When there's a dagesh hazaq, the degushah letter is geminated--it is repeated, as though there's a sheva nah between the two occurrences of the letter. In Professor Moshe Goshen-Gottstein's Diqduq ha'ivri hashimmushi (Tel Aviv: Schocken, 1996), two examples are given (p. 28):
עַמִּים = עַמְמִים
שִׁבֵּר = שִׁבְ-בֵּר
The first of these is a little problematic, since Professor Goshen-Gottstein just told us (p. 26) that a sheva between two identical letters is a sheva na, not a nah. Maybe a hyphen, as in the second example, would have helped. But we know what he means, and the first example isn't the one I'm really interested in.

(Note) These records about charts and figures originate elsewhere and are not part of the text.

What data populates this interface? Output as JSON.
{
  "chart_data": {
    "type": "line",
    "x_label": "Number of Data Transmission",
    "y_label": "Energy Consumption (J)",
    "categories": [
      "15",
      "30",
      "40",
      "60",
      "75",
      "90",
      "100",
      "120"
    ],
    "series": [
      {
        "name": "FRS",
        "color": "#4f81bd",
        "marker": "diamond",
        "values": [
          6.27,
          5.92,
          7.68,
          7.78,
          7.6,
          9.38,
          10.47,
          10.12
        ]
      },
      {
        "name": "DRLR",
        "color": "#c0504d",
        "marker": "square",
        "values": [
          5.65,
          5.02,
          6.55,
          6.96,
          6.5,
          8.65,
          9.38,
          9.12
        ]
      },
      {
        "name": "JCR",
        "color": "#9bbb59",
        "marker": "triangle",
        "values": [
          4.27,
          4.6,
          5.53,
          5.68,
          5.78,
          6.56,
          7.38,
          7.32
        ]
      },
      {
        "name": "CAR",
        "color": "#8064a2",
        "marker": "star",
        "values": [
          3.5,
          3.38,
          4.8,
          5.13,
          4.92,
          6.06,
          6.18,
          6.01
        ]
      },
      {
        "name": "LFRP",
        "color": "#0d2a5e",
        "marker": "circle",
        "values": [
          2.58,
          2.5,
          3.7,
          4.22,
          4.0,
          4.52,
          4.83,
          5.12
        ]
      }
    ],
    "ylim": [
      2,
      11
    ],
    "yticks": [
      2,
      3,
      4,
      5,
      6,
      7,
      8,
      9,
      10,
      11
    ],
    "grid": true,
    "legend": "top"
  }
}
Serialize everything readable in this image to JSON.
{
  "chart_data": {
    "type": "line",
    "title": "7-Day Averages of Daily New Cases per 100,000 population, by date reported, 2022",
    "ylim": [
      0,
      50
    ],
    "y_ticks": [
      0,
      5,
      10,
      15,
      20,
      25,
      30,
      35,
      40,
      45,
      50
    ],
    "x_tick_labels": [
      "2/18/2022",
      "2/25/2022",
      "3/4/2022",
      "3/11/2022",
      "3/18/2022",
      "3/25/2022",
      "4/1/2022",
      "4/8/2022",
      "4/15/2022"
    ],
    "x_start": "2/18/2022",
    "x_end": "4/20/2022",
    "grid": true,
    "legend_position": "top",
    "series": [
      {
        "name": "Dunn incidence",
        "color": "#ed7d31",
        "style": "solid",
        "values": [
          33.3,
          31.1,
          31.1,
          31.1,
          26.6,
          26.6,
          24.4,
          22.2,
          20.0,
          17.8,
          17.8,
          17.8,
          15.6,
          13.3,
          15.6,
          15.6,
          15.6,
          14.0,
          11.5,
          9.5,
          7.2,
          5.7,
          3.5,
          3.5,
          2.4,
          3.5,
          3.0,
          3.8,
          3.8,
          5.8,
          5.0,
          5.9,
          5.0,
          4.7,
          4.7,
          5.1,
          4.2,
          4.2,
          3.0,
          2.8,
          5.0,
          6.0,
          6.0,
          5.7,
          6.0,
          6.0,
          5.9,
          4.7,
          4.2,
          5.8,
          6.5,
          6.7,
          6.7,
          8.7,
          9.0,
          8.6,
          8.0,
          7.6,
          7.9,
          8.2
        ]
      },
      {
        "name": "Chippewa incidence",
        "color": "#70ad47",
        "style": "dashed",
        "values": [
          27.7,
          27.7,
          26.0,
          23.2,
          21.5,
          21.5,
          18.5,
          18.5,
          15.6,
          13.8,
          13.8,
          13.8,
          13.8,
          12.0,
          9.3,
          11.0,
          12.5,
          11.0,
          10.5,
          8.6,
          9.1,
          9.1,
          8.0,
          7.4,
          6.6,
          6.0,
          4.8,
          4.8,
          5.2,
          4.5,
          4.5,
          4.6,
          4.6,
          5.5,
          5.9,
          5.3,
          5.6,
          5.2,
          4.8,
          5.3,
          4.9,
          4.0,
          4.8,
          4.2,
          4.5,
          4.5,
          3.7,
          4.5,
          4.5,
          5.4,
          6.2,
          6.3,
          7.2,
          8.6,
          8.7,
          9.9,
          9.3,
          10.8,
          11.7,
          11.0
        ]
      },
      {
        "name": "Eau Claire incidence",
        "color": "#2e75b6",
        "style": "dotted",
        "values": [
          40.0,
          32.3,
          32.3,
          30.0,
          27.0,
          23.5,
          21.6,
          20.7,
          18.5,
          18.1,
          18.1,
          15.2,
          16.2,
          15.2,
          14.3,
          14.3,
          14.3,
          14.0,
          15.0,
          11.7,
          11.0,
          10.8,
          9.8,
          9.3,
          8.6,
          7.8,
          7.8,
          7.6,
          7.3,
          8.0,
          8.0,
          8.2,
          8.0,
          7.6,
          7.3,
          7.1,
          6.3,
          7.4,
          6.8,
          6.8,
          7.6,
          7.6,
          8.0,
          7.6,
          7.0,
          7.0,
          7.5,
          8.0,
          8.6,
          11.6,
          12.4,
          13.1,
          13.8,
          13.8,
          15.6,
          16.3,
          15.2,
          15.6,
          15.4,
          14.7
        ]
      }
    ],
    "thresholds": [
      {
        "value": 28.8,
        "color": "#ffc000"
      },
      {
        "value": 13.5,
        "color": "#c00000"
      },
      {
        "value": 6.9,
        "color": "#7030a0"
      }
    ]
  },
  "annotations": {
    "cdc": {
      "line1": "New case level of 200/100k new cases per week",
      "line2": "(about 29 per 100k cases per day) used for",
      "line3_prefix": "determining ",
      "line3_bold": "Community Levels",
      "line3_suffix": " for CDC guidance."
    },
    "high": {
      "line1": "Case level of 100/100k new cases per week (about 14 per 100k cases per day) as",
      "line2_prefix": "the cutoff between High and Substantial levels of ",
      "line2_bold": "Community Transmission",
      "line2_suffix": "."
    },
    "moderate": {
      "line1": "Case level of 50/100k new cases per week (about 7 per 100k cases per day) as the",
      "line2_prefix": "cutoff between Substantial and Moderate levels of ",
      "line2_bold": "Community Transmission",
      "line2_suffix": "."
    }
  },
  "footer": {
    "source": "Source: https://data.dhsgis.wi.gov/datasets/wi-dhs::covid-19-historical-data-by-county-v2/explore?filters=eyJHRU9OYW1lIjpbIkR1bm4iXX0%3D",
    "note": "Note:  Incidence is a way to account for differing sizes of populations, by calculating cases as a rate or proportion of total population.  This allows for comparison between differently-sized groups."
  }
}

I see the logic in the second example, and it's probably theoretically correct. But assuming you pronounce the dagesh hazaq in tefillah or qeri'ah, does it make sense in real life to pronounce these bg"d kf"t letters as a fricative followed by a stop? Most likely, the person doing this would get corrected. This would be awkward at best. Let's say that during Untaneh Tokef the hazzan sings something about "yom tzom kifpur." A few possibilities arise. Maybe someone could incorrectly "correct" the hazzan. If the hazzan insists on his correctness, it would probably be embarrassing for the correcter, the hazzan, or both. But if the hazzan accepts an incorrect correction, that's not really great either. Even if nobody says anything, the pronunciation would be so unusual as to be a distraction for everyone.
It seems to me that when we have a dagesh hazaq in a bg"d kf"t letter, the best thing is to sacrifice correctness for decorum. But then, who cares how it seems to me?